Augusto and Michaela feel that they in some way have been chosen to undertake this battle; both are honest enough to admit that if they had been given the choice they would not have had the courage to undertake it. "God had a design — if he had asked us we would not have done it and God in his infinite wisdom is very wise," says Augusto. "In some ways I think he chose us because he thought that we were going to do something about When asked about his faith Augusto's reaction is that it has been strengthened. "The net outcome of this tragic event is that it has brought me closer to God. I think of God often." In either health or in sickness Lorenzo Odone is an extraordinary boy: so much so that Michaela explained to him: "He has been chosen by Baby Jesus to lead the children in the fight against the Boo-Boo," and Michaela knows that Lorenzo understands and accepts this responsibility.
Michaela says that as a young boy Lorenzo loved to win. "I shall always win tests," the two year old Lorenzo once told his mother when she explained what they were.
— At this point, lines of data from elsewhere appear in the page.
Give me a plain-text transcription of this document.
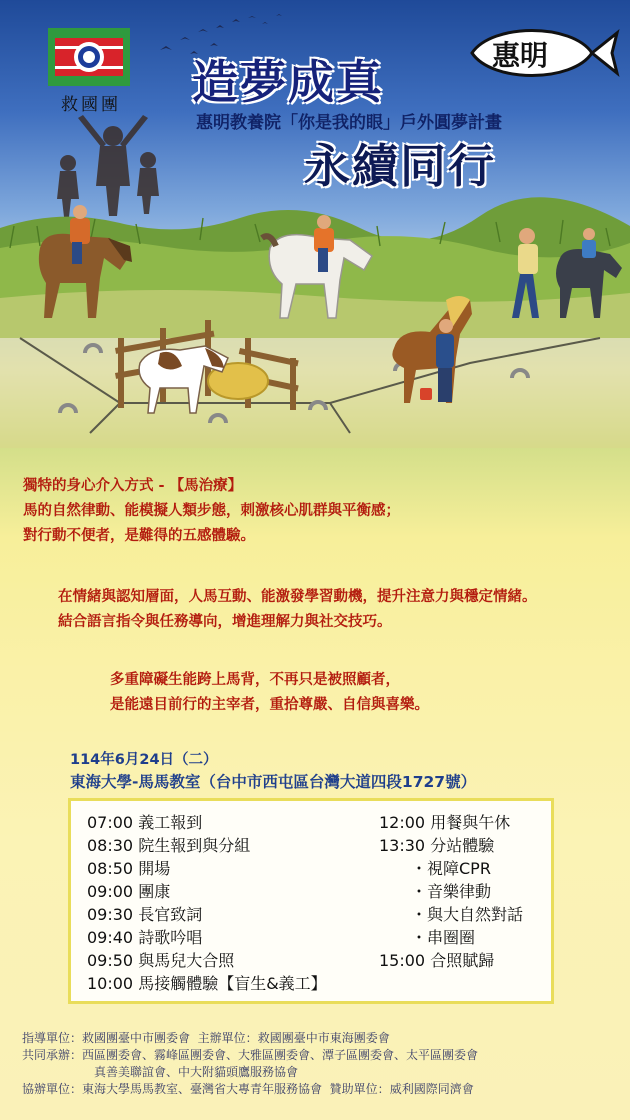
救國團
惠明
造夢成真
惠明教養院「你是我的眼」戶外圓夢計畫
永續同行
獨特的身心介入方式 - 【馬治療】
馬的自然律動、能模擬人類步態，刺激核心肌群與平衡感；
對行動不便者，是難得的五感體驗。
在情緒與認知層面，人馬互動、能激發學習動機，提升注意力與穩定情緒。
結合語言指令與任務導向，增進理解力與社交技巧。
多重障礙生能跨上馬背，不再只是被照顧者，
是能遠目前行的主宰者，重拾尊嚴、自信與喜樂。
114年6月24日（二）
東海大學-馬馬教室（台中市西屯區台灣大道四段1727號）
07:00 義工報到
08:30 院生報到與分組
08:50 開場
09:00 團康
09:30 長官致詞
09:40 詩歌吟唱
09:50 與馬兒大合照
10:00 馬接觸體驗【盲生&義工】
12:00 用餐與午休
13:30 分站體驗
・視障CPR
・音樂律動
・與大自然對話
・串圈圈
15:00 合照賦歸
指導單位：救國團臺中市團委會 主辦單位：救國團臺中市東海團委會
共同承辦：西區團委會、霧峰區團委會、大雅區團委會、潭子區團委會、太平區團委會
真善美聯誼會、中大附貓頭鷹服務協會
協辦單位：東海大學馬馬教室、臺灣省大專青年服務協會 贊助單位：威利國際同濟會
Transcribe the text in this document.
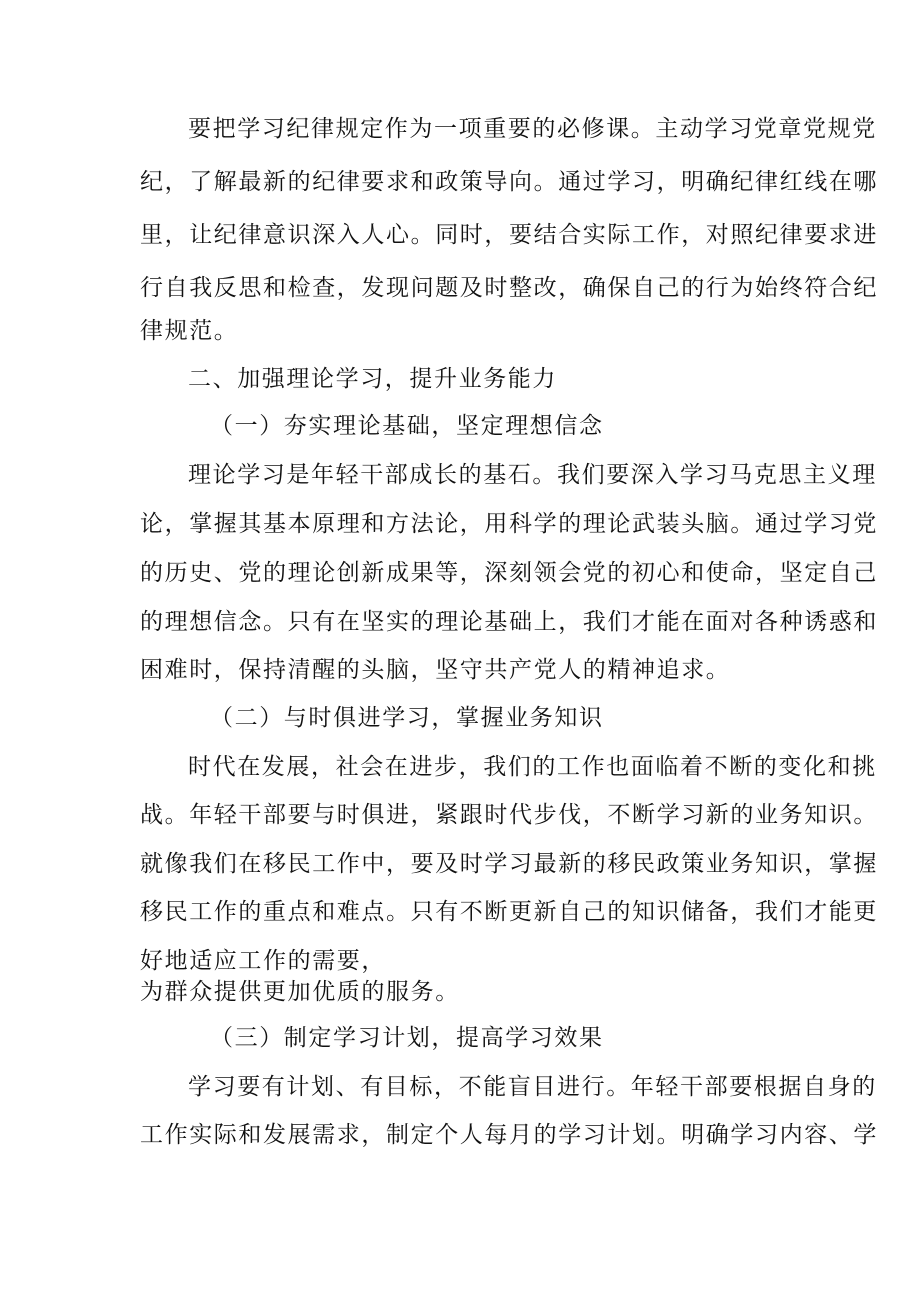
要把学习纪律规定作为一项重要的必修课。主动学习党章党规党
纪，了解最新的纪律要求和政策导向。通过学习，明确纪律红线在哪
里，让纪律意识深入人心。同时，要结合实际工作，对照纪律要求进
行自我反思和检查，发现问题及时整改，确保自己的行为始终符合纪
律规范。
二、加强理论学习，提升业务能力
（一）夯实理论基础，坚定理想信念
理论学习是年轻干部成长的基石。我们要深入学习马克思主义理
论，掌握其基本原理和方法论，用科学的理论武装头脑。通过学习党
的历史、党的理论创新成果等，深刻领会党的初心和使命，坚定自己
的理想信念。只有在坚实的理论基础上，我们才能在面对各种诱惑和
困难时，保持清醒的头脑，坚守共产党人的精神追求。
（二）与时俱进学习，掌握业务知识
时代在发展，社会在进步，我们的工作也面临着不断的变化和挑
战。年轻干部要与时俱进，紧跟时代步伐，不断学习新的业务知识。
就像我们在移民工作中，要及时学习最新的移民政策业务知识，掌握
移民工作的重点和难点。只有不断更新自己的知识储备，我们才能更
好地适应工作的需要，
为群众提供更加优质的服务。
（三）制定学习计划，提高学习效果
学习要有计划、有目标，不能盲目进行。年轻干部要根据自身的
工作实际和发展需求，制定个人每月的学习计划。明确学习内容、学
Now as a 14-year-old he is still taking tests. Michaela does counting and memory games with him during physical therapy exercises laughing with him when he gets it right, goading him to try again if he does not. For the Lorenzo that dazzled as a young boy still dazzles his parents in different ways. In the final analysis this is a story about a 14 year-old boy who cannot walk or talk, who lives in what some would consider the vale of darkness. And yet every day that he holds on to life he manages to communicate his joy at being alive.
With these signs of life from Lorenzo (occasionally he will reprimand one of his parents by blinking his eyes quickly) the Odones keep their faith in the struggle to hold on to him. The film Lorenzo's Oil which elegantly and expressively tells their story cannot quite capture the on-going daily struggle to keep Lorenzo alive: the mechanics of keeping a household running smoothly on a 24 hour schedule; the constant vigil to monitor Lorenzo's breathing, his body position, his oxygen intake; the revolving door of nurses that do not meet Michaela's high standards — or nurses that simply do not show up or fall sick, which means a night shift for either of them. Or Michaela's constant efforts to stimulate his mind and talk to Lorenzo when others might have tired. The film does, however, meet with the Odones approval. "George Miller has made a movie that is powerful and moving without being maudlin. The film will not be forgotten any time soon it debates issues that are current" remarks Augusto.
The Odones' fight to see Lorenzo walking and talking again continues. Lorenzo's myelin sheath was destroyed through ALD, so in 1988 the Odones founded the Myelin project. This is an international project which funds research into myelin repair. The Odones have persuaded all the top myelin repair specialists in the world to join a task force to co-operate and exchange information on experiments which the Myelin Project funds. One project-financed experiment has already shown a break-through: the spinal cord of a shaking pup born without myelin has shown areas of remyelination where the myelin-producing cells were transplanted from a healthy pup.
Thus those children with ALD and other with demyelinating diseases such as MS stand to benefit. There is a possibility of conducting the first human trials in myelin transplantation by the end of 1994. Lorenzo is at the top of the waiting list.
There is a poignant moment in the film when Augusto's character. played by Nick Nolte, asks Susan Sarandon, playing Michaela, "What if all our efforts are for somebody else's child?" Augusto answers without hesitation: "Our efforts, even if our child is not saved, will have been worthwhile." When a parent can say that, perhaps that is the real miracle.